Meta は4月9日、新しい AI モデル「Muse Spark」を発表した。CEO マーク・ザッカーバーグが率いる Superintelligence Labs により開発された同モデルは、前世代の Llama 4 を大きく上回る性能と処理速度を実現している。

スタック全面刷新から9ヶ月での発表

Meta Superintelligence Labs は「この9ヶ月で AI スタックを根底から再構築した」と発表している。Muse Spark は、従来モデルより「より賢く、より高速」な設計となっており、科学・数学・健康領域での複雑な推論タスクに対応可能である。同モデルは、小型かつ高速を重視した最適化により、エッジデバイスでの実行も視野に入れている。

Meta 製品群への統合

Muse Spark は Meta の複数の主力プロダクトへ統合される。スマートグラス、AI アシスタント機能、Facebook・Instagram・WhatsApp・Messenger といった SNS プラットフォームに組み込まれ、ユーザーの様々なタッチポイントで活用される予定だ。現在のところ米国での提供に限定されているが、段階的な展開が計画されている。

組織改編による人材強化

このリリースの背景には、Meta の大規模な AI 部門再編成が存在する。
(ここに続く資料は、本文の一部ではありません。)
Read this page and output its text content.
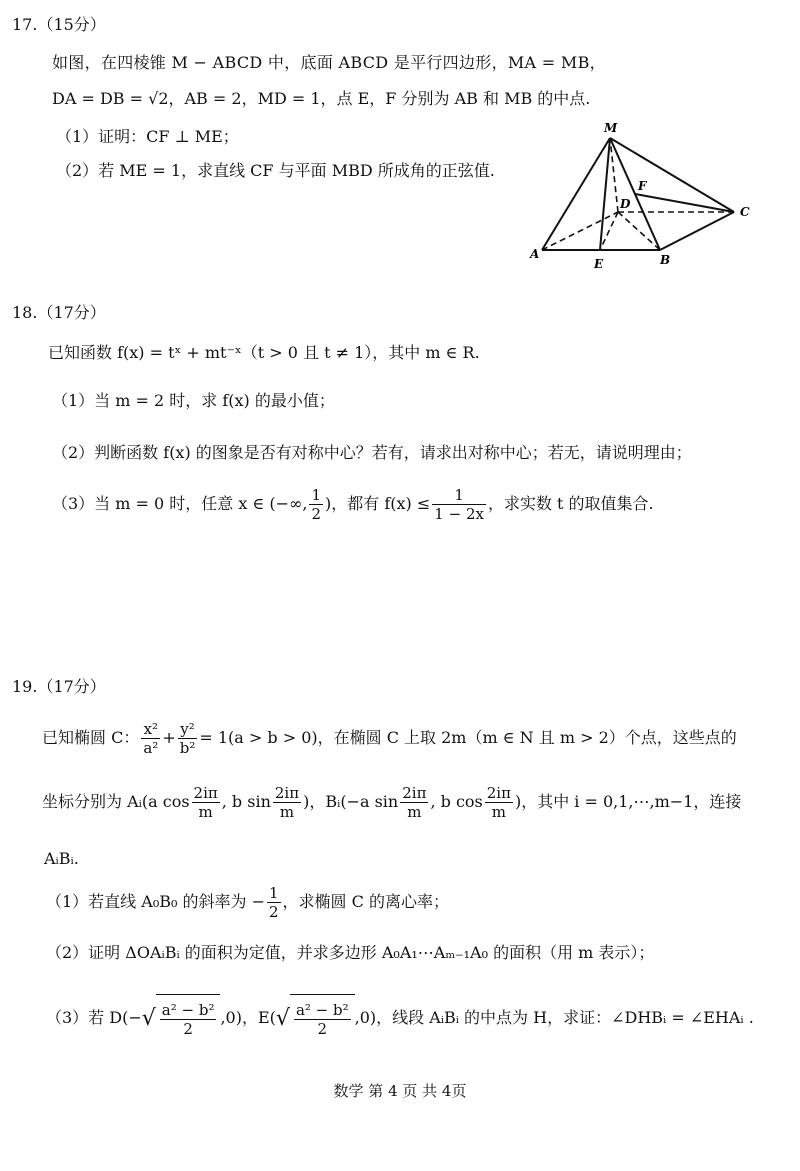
17.（15分）
如图，在四棱锥 M − ABCD 中，底面 ABCD 是平行四边形，MA = MB，
DA = DB = √2，AB = 2，MD = 1，点 E，F 分别为 AB 和 MB 的中点.
（1）证明：CF ⊥ ME；
（2）若 ME = 1，求直线 CF 与平面 MBD 所成角的正弦值.
M
A	B
C
D
E
F
18.（17分）
已知函数 f(x) = tˣ + mt⁻ˣ（t > 0 且 t ≠ 1），其中 m ∈ R.
（1）当 m = 2 时，求 f(x) 的最小值；
（2）判断函数 f(x) 的图象是否有对称中心？若有，请求出对称中心；若无，请说明理由；
（3）当 m = 0 时，任意 x ∈ (−∞, $\frac{1}{2}$ )，都有 $f(x) \le \frac{1}{1 - 2x}$ ，求实数 t 的取值集合.
19.（17分）
已知椭圆 C： $\frac{\text{x²}}{\text{a²}} + \frac{\text{y²}}{\text{b²}} = 1(a > b > 0)$，在椭圆 C 上取 2m（m ∈ N 且 m > 2）个点，这些点的
坐标分别为 Aᵢ(a $\cos \frac{2i\pi}{m}$ , b $\sin \frac{2i\pi}{m}$ )，Bᵢ(−a $\sin \frac{2i\pi}{m}$ , b $\cos \frac{2i\pi}{m}$ )，其中 i = 0,1,⋯,m−1，连接
AᵢBᵢ.
（1）若直线 A₀B₀ 的斜率为 − $\frac{1}{2}$ ，求椭圆 C 的离心率；
（2）证明 ΔOAᵢBᵢ 的面积为定值，并求多边形 A₀A₁⋯Aₘ₋₁A₀ 的面积（用 m 表示）；
（3）若 $D(-√ \frac{\text{a² − b²}}{2} ,0)$，$E(√ \frac{\text{a² − b²}}{2} ,0)$，线段 AᵢBᵢ 的中点为 H，求证：∠DHBᵢ = ∠EHAᵢ .
数学 第 4 页 共 4页
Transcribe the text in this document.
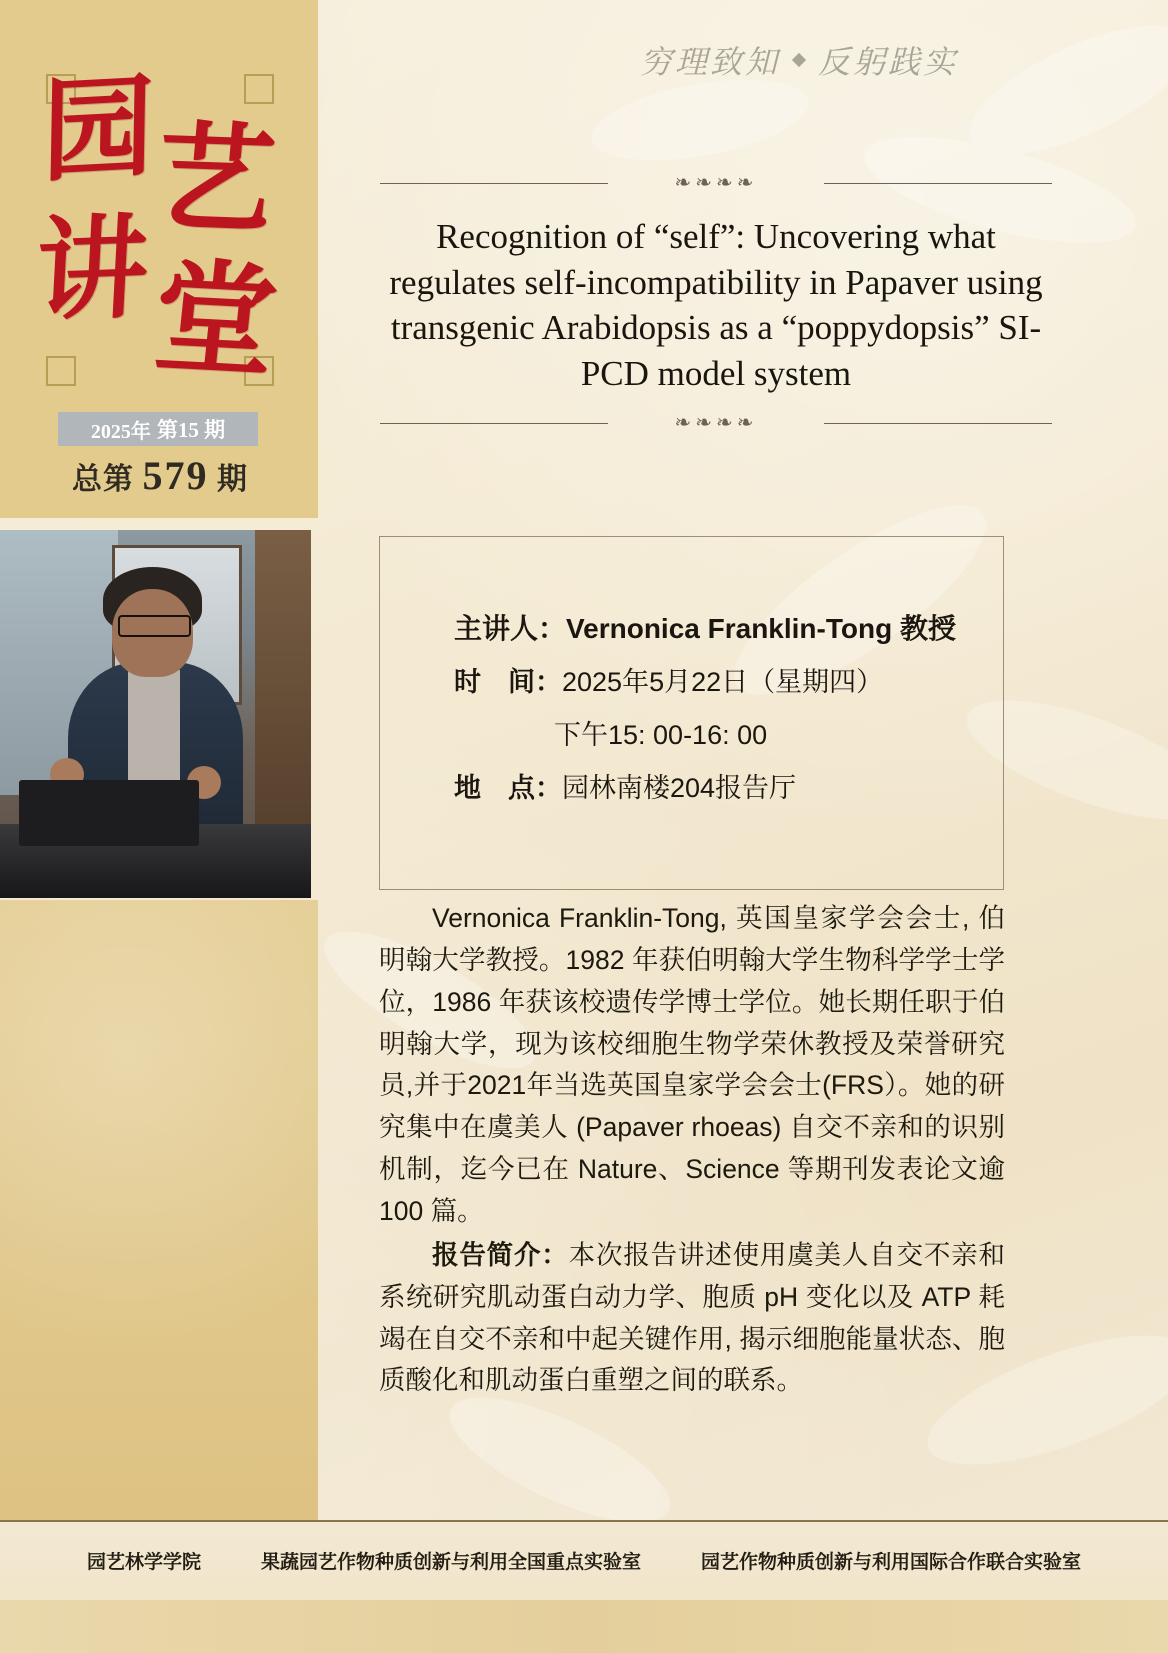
园
艺
讲
堂
2025年 第15 期
总第 579 期
穷理致知 反躬践实
❧❧❧❧
Recognition of “self”: Uncovering what regulates self-incompatibility in Papaver using transgenic Arabidopsis as a “poppydopsis” SI-PCD model system
❧❧❧❧
主讲人： Vernonica Franklin-Tong 教授
时　间： 2025年5月22日（星期四）
下午15: 00-16: 00
地　点： 园林南楼204报告厅

Vernonica Franklin-Tong, 英国皇家学会会士, 伯明翰大学教授。1982 年获伯明翰大学生物科学学士学位，1986 年获该校遗传学博士学位。她长期任职于伯明翰大学，现为该校细胞生物学荣休教授及荣誉研究员,并于2021年当选英国皇家学会会士(FRS）。她的研究集中在虞美人 (Papaver rhoeas) 自交不亲和的识别机制，迄今已在 Nature、Science 等期刊发表论文逾 100 篇。

报告简介：本次报告讲述使用虞美人自交不亲和系统研究肌动蛋白动力学、胞质 pH 变化以及 ATP 耗竭在自交不亲和中起关键作用, 揭示细胞能量状态、胞质酸化和肌动蛋白重塑之间的联系。

园艺林学学院	果蔬园艺作物种质创新与利用全国重点实验室	园艺作物种质创新与利用国际合作联合实验室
Llama 4 の性能が OpenAI、Google といった競合企業のモデルに及ばなかったため、ザッカーバーグは OpenAI・Anthropic・Google からトップエグゼクティブを採用。Scale AI の共同創業者 Alexandr Wang を新設の Superintelligence Labs のリーダーに起用した。この人材獲得戦略により、Meta の AI 開発体制が大幅に強化されたことが今回の成果を可能にしたと考えられる。

次世代モデルへの布石

Muse Spark は新しいシリーズの初号モデルであり、後続世代はすでに開発段階に入っている。Meta が生成 AI 市場における競争力奪還に向けて動いていることが明確となった。
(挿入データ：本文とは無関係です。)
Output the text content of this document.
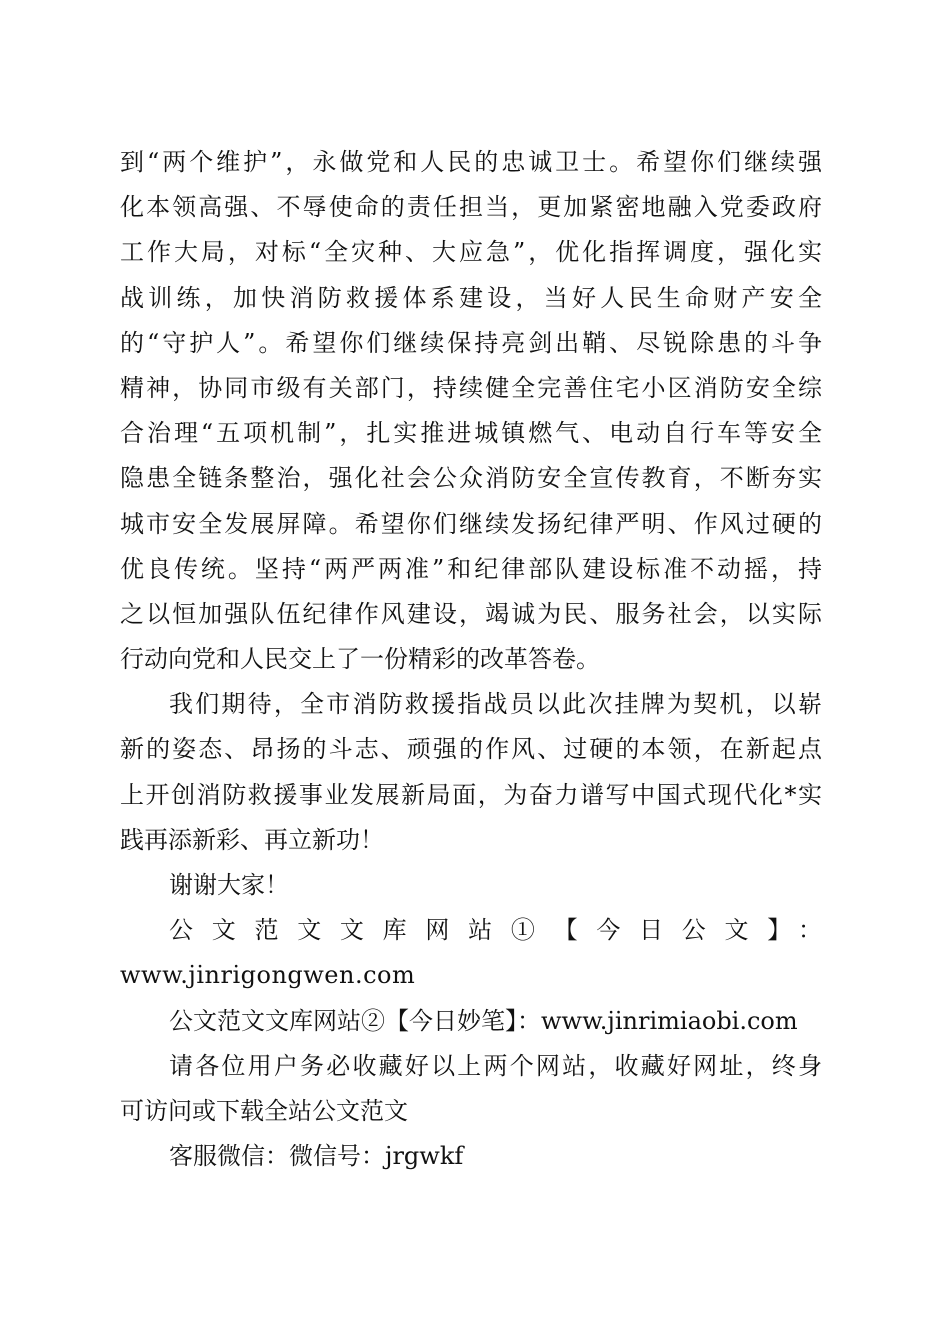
到“两个维护”，永做党和人民的忠诚卫士。希望你们继续强
化本领高强、不辱使命的责任担当，更加紧密地融入党委政府
工作大局，对标“全灾种、大应急”，优化指挥调度，强化实
战训练，加快消防救援体系建设，当好人民生命财产安全
的“守护人”。希望你们继续保持亮剑出鞘、尽锐除患的斗争
精神，协同市级有关部门，持续健全完善住宅小区消防安全综
合治理“五项机制”，扎实推进城镇燃气、电动自行车等安全
隐患全链条整治，强化社会公众消防安全宣传教育，不断夯实
城市安全发展屏障。希望你们继续发扬纪律严明、作风过硬的
优良传统。坚持“两严两准”和纪律部队建设标准不动摇，持
之以恒加强队伍纪律作风建设，竭诚为民、服务社会，以实际
行动向党和人民交上了一份精彩的改革答卷。
我们期待，全市消防救援指战员以此次挂牌为契机，以崭
新的姿态、昂扬的斗志、顽强的作风、过硬的本领，在新起点
上开创消防救援事业发展新局面，为奋力谱写中国式现代化*实
践再添新彩、再立新功！
谢谢大家！
公文范文文库网站①【今日公文】：
www.jinrigongwen.com
公文范文文库网站②【今日妙笔】：www.jinrimiaobi.com
请各位用户务必收藏好以上两个网站，收藏好网址，终身
可访问或下载全站公文范文
客服微信：微信号：jrgwkf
アップデート: コンテンツモデレーション大規模導入(2026年6月)

発表から2ヶ月後、Meta が Muse Spark をコンテンツモデレーションタスクに本格的に導入していることが報じられた。同社は Google Gemini から独自の Muse Spark への切り替えを完了し、プラットフォーム全体のモデレーション体制を AI 中心に再構築している。

自動化規模と成果

Meta は 2025 年に既に約 50% のモデレーション業務を言語モデルに置き換えている。2026 年末までに、特定コンテンツ種別では 90% 以上の自動化を達成する目標を掲げている。同社は「エラー率が人間より 13% 低く、実際の違反検出は 10% 多い」と性能主張。ただしこれは Meta 社内テストの結果であり、外部検証はない。

人員削減と従業員の懸念

この AI 化により、Meta は外部コンテンツモデレーション業者との契約削減を実施。数万人の外部委託モデレーターの職が失われる見通し。一方、社内従業員から「無害なコンテンツも削除・シャドウバンされている」「急速な展開に対する十分な品質保証がない」との懸念が報告されており、迅速化と正確性のバランスについて議論が続いている。